Non-ugly ways to implement a 'static' class or namespace?
ProtectAndHide
ProtectAndHide at gmail.com
Wed Feb 15 10:40:23 UTC 2023
On Wednesday, 15 February 2023 at 10:17:30 UTC, Mike Parker wrote:
>
> We keep repeating the same arguments over and over and over
> again on this. I still haven't seen any convincing argument for
> changing things when it's already possible to do what you want
> to do. I repeat for the umpteenth time: if you care so much
> about who can touch your private parts, then put your classes
> and structs in their own modules and use D's package facilities
> to provide the public interface you want.
The convincing arguement (convincing to me anyway) was made when
I came to D, programmed a class, and put a unittest in the same
module, and accidently referenced hidden data of my class in my
unittest. This result in a bug. It was when i was tracking down
the source of this bug, that I discovered that private is not
private at all (inside the module).
If there is a cycle continuing, it's because your solution to a
'real' problem (read above again please), is to force an
unreasonable design constraint onto the programmer.

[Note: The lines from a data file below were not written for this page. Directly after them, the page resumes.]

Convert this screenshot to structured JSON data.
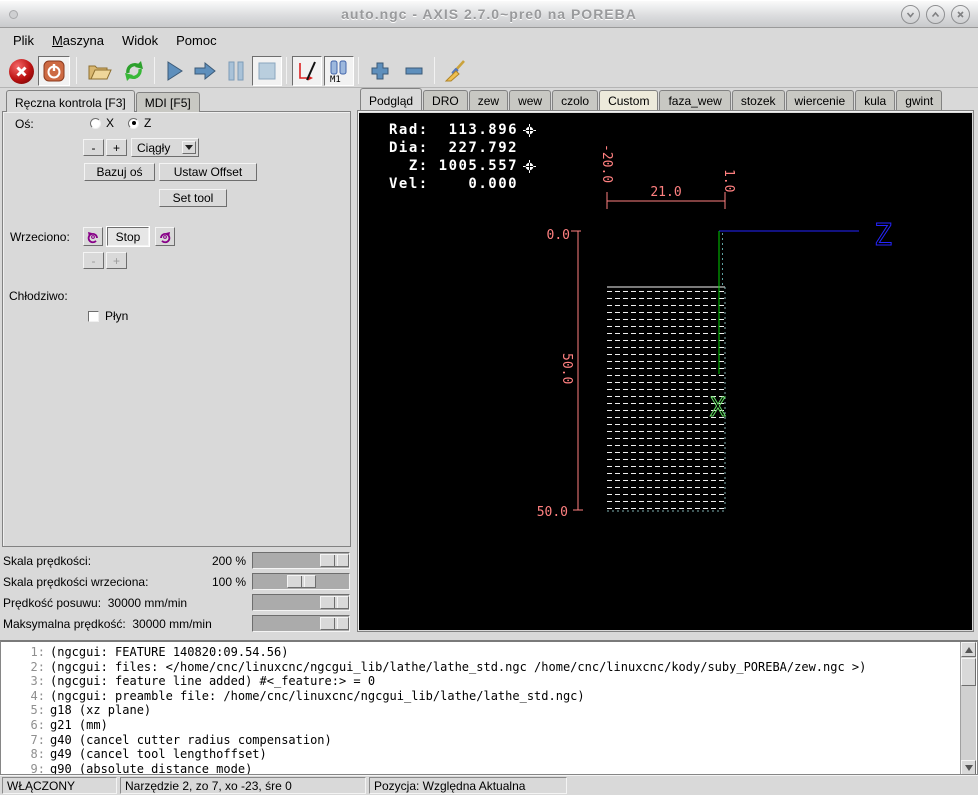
{
  "window": {
    "title": "auto.ngc - AXIS 2.7.0~pre0 na POREBA"
  },
  "menubar": {
    "items": [
      {
        "label": "Plik"
      },
      {
        "label": "Maszyna",
        "mnemonic": true
      },
      {
        "label": "Widok"
      },
      {
        "label": "Pomoc"
      }
    ]
  },
  "toolbar": {
    "m1_label": "M1",
    "button_names": [
      "emergency-stop",
      "machine-power",
      "open-file",
      "reload-file",
      "run-program",
      "step-line",
      "pause-program",
      "stop-program",
      "toggle-toolpath-display",
      "toggle-optional-stop",
      "zoom-in",
      "zoom-out",
      "clear-plot"
    ]
  },
  "left_panel": {
    "tab_active": "Ręczna kontrola [F3]",
    "tab_inactive": "MDI [F5]",
    "axis_label": "Oś:",
    "axis_options": [
      {
        "label": "X",
        "selected": false
      },
      {
        "label": "Z",
        "selected": true
      }
    ],
    "jog_minus": "-",
    "jog_plus": "+",
    "jog_mode": "Ciągły",
    "home_axis": "Bazuj oś",
    "set_offset": "Ustaw Offset",
    "set_tool": "Set tool",
    "spindle_label": "Wrzeciono:",
    "spindle_stop": "Stop",
    "spindle_minus": "-",
    "spindle_plus": "+",
    "coolant_label": "Chłodziwo:",
    "coolant_option": "Płyn"
  },
  "sliders": [
    {
      "label": "Skala prędkości:",
      "value": "200 %",
      "pos": 1
    },
    {
      "label": "Skala prędkości wrzeciona:",
      "value": "100 %",
      "pos": 0.5
    },
    {
      "label": "Prędkość posuwu:  30000 mm/min",
      "value": "",
      "pos": 1
    },
    {
      "label": "Maksymalna prędkość:  30000 mm/min",
      "value": "",
      "pos": 1
    }
  ],
  "preview": {
    "tab_active": "Podgląd",
    "tabs": [
      {
        "label": "DRO"
      },
      {
        "label": "zew"
      },
      {
        "label": "wew"
      },
      {
        "label": "czolo"
      },
      {
        "label": "Custom",
        "tint": "cream"
      },
      {
        "label": "faza_wew"
      },
      {
        "label": "stozek"
      },
      {
        "label": "wiercenie"
      },
      {
        "label": "kula"
      },
      {
        "label": "gwint"
      }
    ],
    "dro": {
      "rad": "Rad:  113.896",
      "dia": "Dia:  227.792",
      "z": "  Z: 1005.557",
      "vel": "Vel:    0.000"
    },
    "dimensions": {
      "width_label": "21.0",
      "left_extent": "-20.0",
      "right_extent": "1.0",
      "origin": "0.0",
      "height_label": "50.0",
      "bottom_extent": "50.0"
    },
    "axis_letters": {
      "z": "Z",
      "x": "X"
    },
    "colors": {
      "dimension": "#ff8080",
      "traverse_blue": "#2525ff",
      "feed_green": "#00cc00",
      "axis_x_green": "#63dd63",
      "feed_white": "#efefef"
    }
  },
  "gcode": {
    "lines": [
      {
        "n": "1:",
        "text": "(ngcgui: FEATURE 140820:09.54.56)"
      },
      {
        "n": "2:",
        "text": "(ngcgui: files: </home/cnc/linuxcnc/ngcgui_lib/lathe/lathe_std.ngc /home/cnc/linuxcnc/kody/suby_POREBA/zew.ngc >)"
      },
      {
        "n": "3:",
        "text": "(ngcgui: feature line added) #<_feature:> = 0"
      },
      {
        "n": "4:",
        "text": "(ngcgui: preamble file: /home/cnc/linuxcnc/ngcgui_lib/lathe/lathe_std.ngc)"
      },
      {
        "n": "5:",
        "text": "g18 (xz plane)"
      },
      {
        "n": "6:",
        "text": "g21 (mm)"
      },
      {
        "n": "7:",
        "text": "g40 (cancel cutter radius compensation)"
      },
      {
        "n": "8:",
        "text": "g49 (cancel tool lengthoffset)"
      },
      {
        "n": "9:",
        "text": "g90 (absolute distance mode)"
      }
    ]
  },
  "statusbar": {
    "machine_state": "WŁĄCZONY",
    "tool_info": "Narzędzie 2, zo 7, xo -23, śre 0",
    "position_mode": "Pozycja: Względna Aktualna"
  }
}
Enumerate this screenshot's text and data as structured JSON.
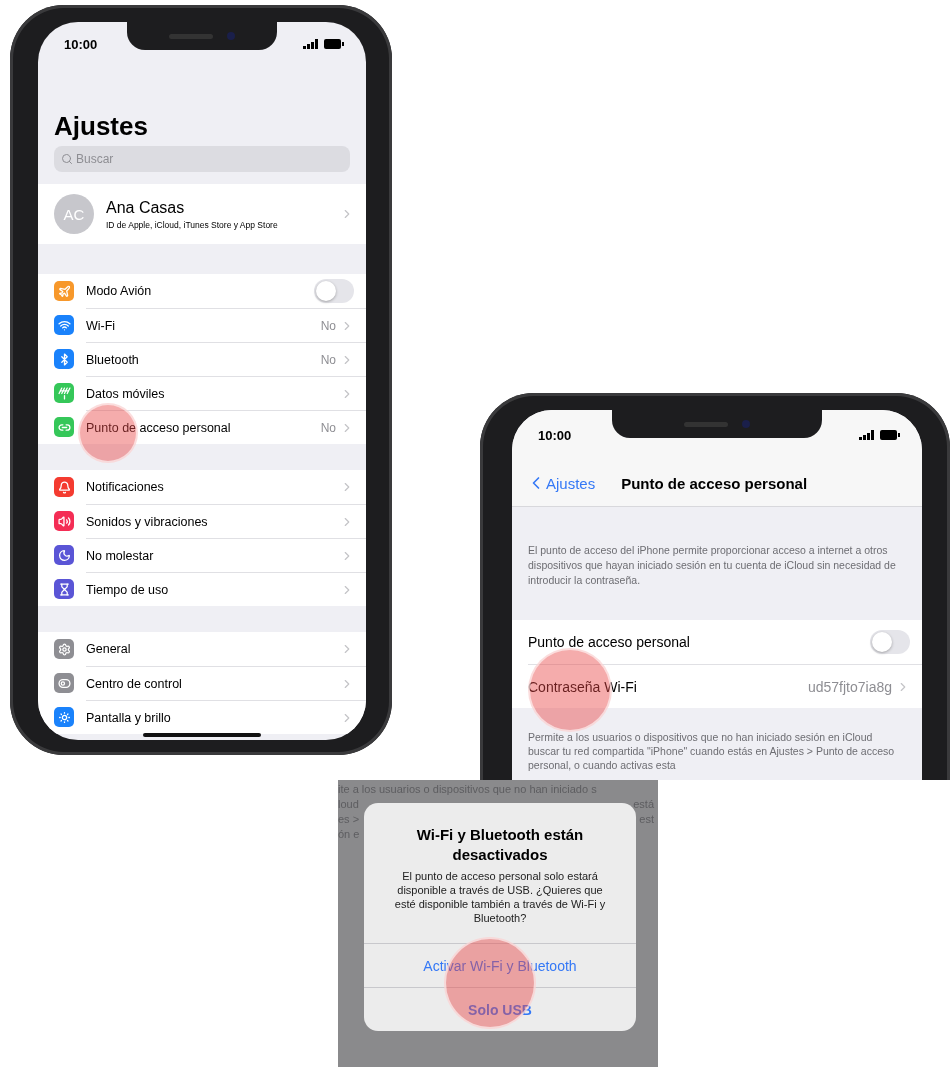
{
  "settings_screen": {
    "status_time": "10:00",
    "title": "Ajustes",
    "search": {
      "placeholder": "Buscar"
    },
    "profile": {
      "initials": "AC",
      "name": "Ana Casas",
      "subtitle": "ID de Apple, iCloud, iTunes Store y App Store"
    },
    "groups": [
      {
        "rows": [
          {
            "kind": "toggle",
            "label": "Modo Avión",
            "color": "#f7982b",
            "on": false
          },
          {
            "kind": "link",
            "label": "Wi-Fi",
            "value": "No",
            "color": "#1a82fb"
          },
          {
            "kind": "link",
            "label": "Bluetooth",
            "value": "No",
            "color": "#1a82fb"
          },
          {
            "kind": "link",
            "label": "Datos móviles",
            "color": "#35c759"
          },
          {
            "kind": "link",
            "label": "Punto de acceso personal",
            "value": "No",
            "color": "#35c759"
          }
        ]
      },
      {
        "rows": [
          {
            "kind": "link",
            "label": "Notificaciones",
            "color": "#f43b30"
          },
          {
            "kind": "link",
            "label": "Sonidos y vibraciones",
            "color": "#f42d55"
          },
          {
            "kind": "link",
            "label": "No molestar",
            "color": "#5a55d6"
          },
          {
            "kind": "link",
            "label": "Tiempo de uso",
            "color": "#5a55d6"
          }
        ]
      },
      {
        "rows": [
          {
            "kind": "link",
            "label": "General",
            "color": "#8e8e93"
          },
          {
            "kind": "link",
            "label": "Centro de control",
            "color": "#8e8e93"
          },
          {
            "kind": "link",
            "label": "Pantalla y brillo",
            "color": "#1a82fb"
          }
        ]
      }
    ]
  },
  "hotspot_screen": {
    "status_time": "10:00",
    "back_label": "Ajustes",
    "title": "Punto de acceso personal",
    "description": "El punto de acceso del iPhone permite proporcionar acceso a internet a otros dispositivos que hayan iniciado sesión en tu cuenta de iCloud sin necesidad de introducir la contraseña.",
    "rows": [
      {
        "kind": "toggle",
        "label": "Punto de acceso personal",
        "on": false
      },
      {
        "kind": "link",
        "label": "Contraseña Wi-Fi",
        "value": "ud57fjto7ia8g"
      }
    ],
    "footer": "Permite a los usuarios o dispositivos que no han iniciado sesión en iCloud buscar tu red compartida \"iPhone\" cuando estás en Ajustes > Punto de acceso personal, o cuando activas esta"
  },
  "alert_screen": {
    "background_lines": [
      {
        "left": "ite a los usuarios o dispositivos que no han iniciado s"
      },
      {
        "left": "loud",
        "right": "está"
      },
      {
        "left": "es >",
        "right": "est"
      },
      {
        "left": "ón e"
      }
    ],
    "alert": {
      "title": "Wi-Fi y Bluetooth están desactivados",
      "message": "El punto de acceso personal solo estará disponible a través de USB. ¿Quieres que esté disponible también a través de Wi-Fi y Bluetooth?",
      "buttons": [
        {
          "label": "Activar Wi-Fi y Bluetooth"
        },
        {
          "label": "Solo USB"
        }
      ]
    }
  }
}
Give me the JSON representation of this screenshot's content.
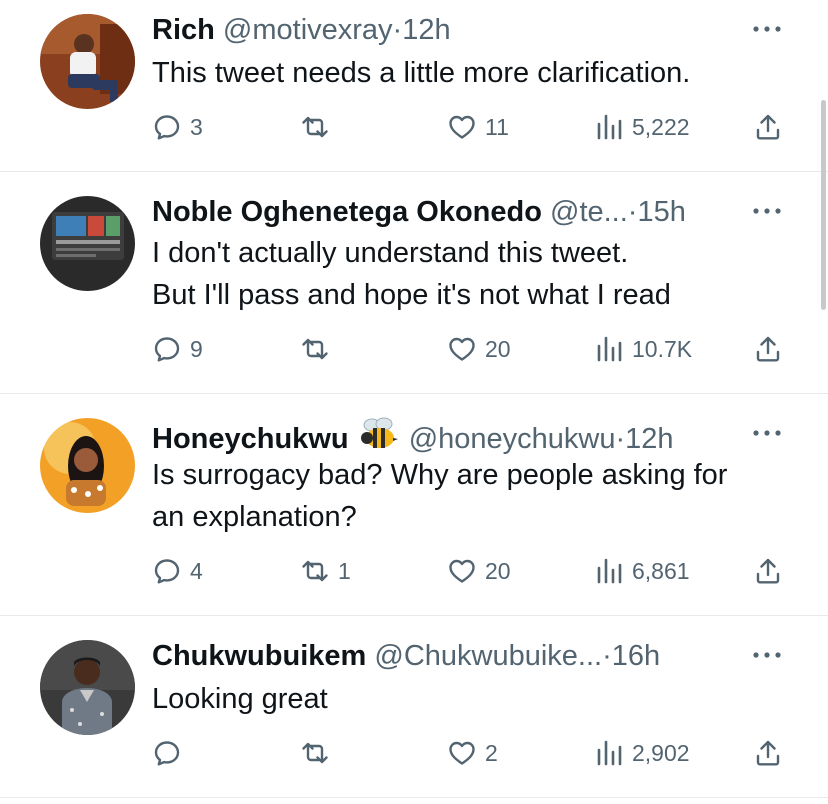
{
  "replies": [
    {
      "name": "Rich",
      "handle": "@motivexray",
      "time": "12h",
      "lines": [
        "This tweet needs a little more clarification."
      ],
      "reply_count": "3",
      "retweet_count": "",
      "like_count": "11",
      "view_count": "5,222"
    },
    {
      "name": "Noble Oghenetega Okonedo",
      "handle": "@te...",
      "time": "15h",
      "lines": [
        "I don't actually understand this tweet.",
        "But I'll pass and hope it's not what I read"
      ],
      "reply_count": "9",
      "retweet_count": "",
      "like_count": "20",
      "view_count": "10.7K"
    },
    {
      "name": "Honeychukwu",
      "name_emoji": "bee-emoji",
      "handle": "@honeychukwu",
      "time": "12h",
      "lines": [
        "Is surrogacy bad? Why are people asking for",
        "an explanation?"
      ],
      "reply_count": "4",
      "retweet_count": "1",
      "like_count": "20",
      "view_count": "6,861"
    },
    {
      "name": "Chukwubuikem",
      "handle": "@Chukwubuike...",
      "time": "16h",
      "lines": [
        "Looking great"
      ],
      "reply_count": "",
      "retweet_count": "",
      "like_count": "2",
      "view_count": "2,902"
    }
  ],
  "separator": "·",
  "icons": {
    "reply": "reply-icon",
    "retweet": "retweet-icon",
    "like": "heart-icon",
    "views": "views-chart-icon",
    "share": "share-icon",
    "more": "more-options-icon"
  },
  "colors": {
    "text": "#0f1419",
    "secondary": "#536471",
    "divider": "#e7e9ea"
  }
}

This includes being forced to put your unittest in its own module
as well (for reasons demonstrated above).
It should be up to the programmer to decide what types should go
into their module: Not the language! You think the language has
this right to force such a constraint onto the programmer, I do
not. That really is the basis for the disagreement here.
I want fewer modules, each containing tighly couple types.
You want more modules, each containing one single type.
I want unittest in the same module as my type.
You want me to have them in their own module as well.
No. I cannot accept this as a reasonable solution.